All the elements of Minnesang are here: public performance; cognitive metaphor; the power of love. The lyricists of the Middle Ages did, however, have other themes. I include, for example, a poem by Walther von der Vogelweide that laments growing old, and that exhorts his listeners to support the call to crusade of Frederick II.
THE TRANSLATION In presenting this edition, I have been able thanks to the philosophy of Arc Publications to place my translations opposite the source texts, so that the translation can be shown at least to aim to represent the Old or Middle High German. The relative shapes of source and target text become relevant, whilst the reader with some knowledge of German will spot ancestors of contemporary vocabulary on the left-hand pages. The song form of Minnesang becomes apparent in the tightly constructed stanzas and often intricate rhyme schemes of the courtly lyrics. When translating, I have looked at each individual source text and formed a strategy accordingly.
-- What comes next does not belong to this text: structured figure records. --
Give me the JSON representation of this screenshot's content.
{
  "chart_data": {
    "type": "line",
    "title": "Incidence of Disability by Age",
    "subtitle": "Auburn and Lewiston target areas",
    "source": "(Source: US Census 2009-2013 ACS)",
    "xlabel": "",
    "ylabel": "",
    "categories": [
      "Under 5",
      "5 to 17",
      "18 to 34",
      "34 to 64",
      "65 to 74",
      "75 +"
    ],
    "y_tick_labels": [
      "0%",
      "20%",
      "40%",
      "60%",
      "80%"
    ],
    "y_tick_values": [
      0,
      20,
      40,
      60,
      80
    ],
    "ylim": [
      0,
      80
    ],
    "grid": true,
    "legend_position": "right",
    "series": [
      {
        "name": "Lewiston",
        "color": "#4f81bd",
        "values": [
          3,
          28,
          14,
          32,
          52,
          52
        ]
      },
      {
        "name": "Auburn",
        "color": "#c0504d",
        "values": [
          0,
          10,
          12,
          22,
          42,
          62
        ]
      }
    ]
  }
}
An example of this is the rendering of the Middle High German as alas, in order to suggest the antiquity of that poem. Most poems in this anthology use full rhyme, a consequence of their original setting as song lyrics. I have tried to suggest rhyme by a variety of techniques, from full rhyme to assonance, in order to show the highly formal nature of the corpus, although it should be remembered that the texts we possess are variants. In the world of performed poetry, every creation is a recreation, just as these translations are my creation of the world of the earliest German verse. Some of the Old High German texts show alliteration as a binding technique, and again this is suggested in the translations. Given that many of the poems in this anthology were originally composed as lyrics for oral performance, I have paid attention to the rhythms of the source texts and have attempted to produce target texts that also work rhymically.